Insecure By Default
By Emmett on Wednesday, August 22 2007, 19:47 - Permalink
I never really paid much attention to the administration of SSH on my boxes. I figured debian probably set it up to be essentially secure by default.
While the algorithm is perfectly secure, there's a big problem. I was poking around my system logs after reading an article about someone else's box being compromised, and discovered multiple ip addresses trying to root passwords. Now, we have root login disabled on our boxes. But the fact that someone could just sit there guessing disturbed me greatly. What if someone actually wanted to break into our boxes? It's not like our usernames are highly obfuscated.
Turns out there's an easy solution:
$ sudo apt-get install denyhosts
Denyhosts blocks (temporarily) anyone who makes a sufficient number of failed login attempts. Why this behavior is not default, I am very unclear. Just whitelist your own ip to make sure you don't lock yourself out:
$ nano WORK_DIR/allowed-hosts
(look up the WORK_DIR in denyhosts.conf)
When I installed denyhosts it instantly locked out 4 people who were *currently* trying to crack our network. If you haven't considered installing it yourself, perhaps you should.
Comments
A more efficient way is by means of iptables and the ipt_recent module (see: http://kevin.vanzonneveld.net/techb... or http://www.ducea.com/2006/06/28/usi...).
In my experience, another layer you can add is to change the sshd to a non-default port. That way you'll screen all the automated bruteforcing attacks. But rememeber, if you do so, now you'll connect with: ssh myserver -p myneyport
Can't you just change the SSH config to disallow "root" user logins altogether?

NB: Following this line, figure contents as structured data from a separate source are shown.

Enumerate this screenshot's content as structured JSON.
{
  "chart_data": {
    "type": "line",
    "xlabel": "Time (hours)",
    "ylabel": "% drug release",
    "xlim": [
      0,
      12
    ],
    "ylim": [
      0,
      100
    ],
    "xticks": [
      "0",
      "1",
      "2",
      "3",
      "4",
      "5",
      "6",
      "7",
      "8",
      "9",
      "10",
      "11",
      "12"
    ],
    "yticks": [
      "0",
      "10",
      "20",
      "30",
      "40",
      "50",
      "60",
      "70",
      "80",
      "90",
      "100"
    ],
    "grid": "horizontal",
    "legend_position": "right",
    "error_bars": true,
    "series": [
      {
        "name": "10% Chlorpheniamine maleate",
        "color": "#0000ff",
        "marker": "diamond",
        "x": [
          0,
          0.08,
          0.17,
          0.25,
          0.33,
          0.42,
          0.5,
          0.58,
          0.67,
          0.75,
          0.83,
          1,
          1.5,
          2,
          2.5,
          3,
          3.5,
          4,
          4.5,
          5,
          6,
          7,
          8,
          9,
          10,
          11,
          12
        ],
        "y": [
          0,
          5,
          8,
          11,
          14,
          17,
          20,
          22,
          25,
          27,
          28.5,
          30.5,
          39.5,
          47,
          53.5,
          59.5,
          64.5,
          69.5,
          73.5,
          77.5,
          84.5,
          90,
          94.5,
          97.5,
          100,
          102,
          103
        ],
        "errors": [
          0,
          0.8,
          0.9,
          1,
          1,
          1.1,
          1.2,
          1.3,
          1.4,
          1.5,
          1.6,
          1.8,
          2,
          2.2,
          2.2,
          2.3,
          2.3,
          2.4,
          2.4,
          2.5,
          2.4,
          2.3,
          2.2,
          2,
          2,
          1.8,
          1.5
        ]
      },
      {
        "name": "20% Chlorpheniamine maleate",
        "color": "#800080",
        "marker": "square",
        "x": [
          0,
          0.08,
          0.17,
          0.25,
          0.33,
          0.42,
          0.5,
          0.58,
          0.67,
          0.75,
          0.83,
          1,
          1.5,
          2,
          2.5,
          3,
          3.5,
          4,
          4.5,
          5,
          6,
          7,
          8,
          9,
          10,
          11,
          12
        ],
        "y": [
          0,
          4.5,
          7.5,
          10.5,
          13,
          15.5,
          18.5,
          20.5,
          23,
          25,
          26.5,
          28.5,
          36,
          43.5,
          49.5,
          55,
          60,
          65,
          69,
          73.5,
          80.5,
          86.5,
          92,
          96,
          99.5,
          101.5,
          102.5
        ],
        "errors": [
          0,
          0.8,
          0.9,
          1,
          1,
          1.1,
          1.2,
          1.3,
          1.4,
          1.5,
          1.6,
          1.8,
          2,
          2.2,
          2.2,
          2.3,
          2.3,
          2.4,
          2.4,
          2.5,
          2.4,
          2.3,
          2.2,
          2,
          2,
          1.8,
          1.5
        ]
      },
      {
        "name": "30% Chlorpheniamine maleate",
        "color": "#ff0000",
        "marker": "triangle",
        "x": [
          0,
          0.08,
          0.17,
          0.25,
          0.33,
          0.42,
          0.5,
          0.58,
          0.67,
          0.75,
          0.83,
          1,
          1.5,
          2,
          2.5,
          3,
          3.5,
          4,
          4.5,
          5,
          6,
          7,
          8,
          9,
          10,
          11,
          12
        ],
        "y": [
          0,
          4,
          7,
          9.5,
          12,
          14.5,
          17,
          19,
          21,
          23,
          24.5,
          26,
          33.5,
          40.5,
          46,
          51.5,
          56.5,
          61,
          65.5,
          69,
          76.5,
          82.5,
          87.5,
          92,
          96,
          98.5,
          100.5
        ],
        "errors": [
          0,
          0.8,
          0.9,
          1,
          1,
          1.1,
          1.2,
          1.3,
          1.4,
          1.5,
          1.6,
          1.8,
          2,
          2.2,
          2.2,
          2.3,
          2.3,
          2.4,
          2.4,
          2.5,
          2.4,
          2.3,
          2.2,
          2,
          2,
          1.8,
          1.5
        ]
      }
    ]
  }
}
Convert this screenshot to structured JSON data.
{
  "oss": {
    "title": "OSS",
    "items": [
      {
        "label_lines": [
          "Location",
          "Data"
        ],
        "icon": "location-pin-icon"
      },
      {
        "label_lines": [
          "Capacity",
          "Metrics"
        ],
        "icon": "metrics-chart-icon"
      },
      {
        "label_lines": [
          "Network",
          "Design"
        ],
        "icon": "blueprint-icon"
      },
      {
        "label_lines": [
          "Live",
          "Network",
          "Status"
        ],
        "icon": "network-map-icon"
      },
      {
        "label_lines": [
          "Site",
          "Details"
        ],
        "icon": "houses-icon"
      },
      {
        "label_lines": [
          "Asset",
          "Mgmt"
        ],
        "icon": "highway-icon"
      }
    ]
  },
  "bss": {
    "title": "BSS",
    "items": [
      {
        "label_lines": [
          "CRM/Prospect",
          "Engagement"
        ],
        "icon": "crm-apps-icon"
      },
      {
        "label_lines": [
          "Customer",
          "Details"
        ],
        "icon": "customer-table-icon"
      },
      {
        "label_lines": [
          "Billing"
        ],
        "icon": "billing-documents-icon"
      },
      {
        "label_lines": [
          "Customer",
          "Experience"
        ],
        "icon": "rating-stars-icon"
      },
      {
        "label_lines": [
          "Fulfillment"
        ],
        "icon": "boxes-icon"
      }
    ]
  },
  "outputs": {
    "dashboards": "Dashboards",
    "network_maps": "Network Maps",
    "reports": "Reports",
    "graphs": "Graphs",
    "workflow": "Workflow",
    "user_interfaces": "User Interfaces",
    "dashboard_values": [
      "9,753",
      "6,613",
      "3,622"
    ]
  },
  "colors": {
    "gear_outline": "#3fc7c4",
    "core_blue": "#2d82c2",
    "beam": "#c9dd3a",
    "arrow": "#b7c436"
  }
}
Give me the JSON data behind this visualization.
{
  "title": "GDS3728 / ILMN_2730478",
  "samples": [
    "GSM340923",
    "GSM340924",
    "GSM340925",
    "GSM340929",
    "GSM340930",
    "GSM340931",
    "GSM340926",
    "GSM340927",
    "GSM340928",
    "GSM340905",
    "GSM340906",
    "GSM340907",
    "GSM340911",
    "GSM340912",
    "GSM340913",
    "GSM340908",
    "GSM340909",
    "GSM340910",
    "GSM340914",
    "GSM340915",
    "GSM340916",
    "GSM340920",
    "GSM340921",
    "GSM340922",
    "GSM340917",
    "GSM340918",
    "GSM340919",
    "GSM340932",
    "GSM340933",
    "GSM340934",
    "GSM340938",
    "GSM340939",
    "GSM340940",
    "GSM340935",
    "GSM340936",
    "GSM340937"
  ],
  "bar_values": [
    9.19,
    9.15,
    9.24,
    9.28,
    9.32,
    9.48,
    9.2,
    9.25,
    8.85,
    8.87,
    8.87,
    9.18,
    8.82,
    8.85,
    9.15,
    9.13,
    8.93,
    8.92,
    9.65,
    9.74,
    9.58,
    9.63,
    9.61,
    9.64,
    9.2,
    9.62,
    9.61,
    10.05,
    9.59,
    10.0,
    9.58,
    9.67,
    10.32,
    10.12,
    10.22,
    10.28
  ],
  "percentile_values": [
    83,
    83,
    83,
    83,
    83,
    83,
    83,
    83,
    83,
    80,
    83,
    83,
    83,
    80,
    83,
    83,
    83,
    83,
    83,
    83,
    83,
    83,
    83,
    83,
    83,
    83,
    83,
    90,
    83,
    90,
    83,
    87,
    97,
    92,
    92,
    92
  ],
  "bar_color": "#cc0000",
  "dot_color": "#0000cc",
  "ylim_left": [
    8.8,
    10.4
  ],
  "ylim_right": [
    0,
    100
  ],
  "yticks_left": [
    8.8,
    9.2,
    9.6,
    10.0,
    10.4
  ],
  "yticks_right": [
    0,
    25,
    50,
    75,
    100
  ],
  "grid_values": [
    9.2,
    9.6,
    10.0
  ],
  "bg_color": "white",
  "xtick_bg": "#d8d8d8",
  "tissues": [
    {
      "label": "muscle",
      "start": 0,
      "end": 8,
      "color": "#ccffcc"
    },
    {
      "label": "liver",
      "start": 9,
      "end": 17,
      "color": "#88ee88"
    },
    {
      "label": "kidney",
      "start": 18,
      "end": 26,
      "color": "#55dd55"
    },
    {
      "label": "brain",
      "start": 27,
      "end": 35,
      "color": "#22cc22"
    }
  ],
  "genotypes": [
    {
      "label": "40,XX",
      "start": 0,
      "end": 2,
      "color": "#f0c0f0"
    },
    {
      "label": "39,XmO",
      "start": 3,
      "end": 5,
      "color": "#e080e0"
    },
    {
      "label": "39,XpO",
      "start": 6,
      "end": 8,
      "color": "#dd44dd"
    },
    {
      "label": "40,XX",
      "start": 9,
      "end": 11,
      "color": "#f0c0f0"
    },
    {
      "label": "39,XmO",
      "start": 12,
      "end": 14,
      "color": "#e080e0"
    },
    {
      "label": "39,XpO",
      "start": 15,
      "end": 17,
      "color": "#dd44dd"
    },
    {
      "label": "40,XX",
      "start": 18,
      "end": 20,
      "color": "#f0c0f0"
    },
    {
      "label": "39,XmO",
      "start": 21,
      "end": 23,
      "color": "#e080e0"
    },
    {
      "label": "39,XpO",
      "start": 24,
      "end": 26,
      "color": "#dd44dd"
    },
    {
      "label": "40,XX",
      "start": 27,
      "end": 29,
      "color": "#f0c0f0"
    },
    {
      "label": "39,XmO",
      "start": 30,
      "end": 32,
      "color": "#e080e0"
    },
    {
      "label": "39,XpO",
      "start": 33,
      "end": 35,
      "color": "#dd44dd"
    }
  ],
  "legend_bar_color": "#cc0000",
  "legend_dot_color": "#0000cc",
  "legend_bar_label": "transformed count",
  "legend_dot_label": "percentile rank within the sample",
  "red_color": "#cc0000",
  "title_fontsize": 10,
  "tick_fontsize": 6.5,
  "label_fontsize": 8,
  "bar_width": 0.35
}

Is this methond inherently insecure, or, less secure than 'denyhosts'?
I have disallowed root logins. They also attempt to brute force a wide variety of other usernames, some of which actually exist. And these are just random attacks - what if someone actually decided they wanted to break into your server? They'd actually target whatever username you actually use.
Nice abarrera - I didn't know about the iptables approach, that's another good option.
I'm not super concerned about the automated attacks - none of the accounts they are using actually have passworded login enabled.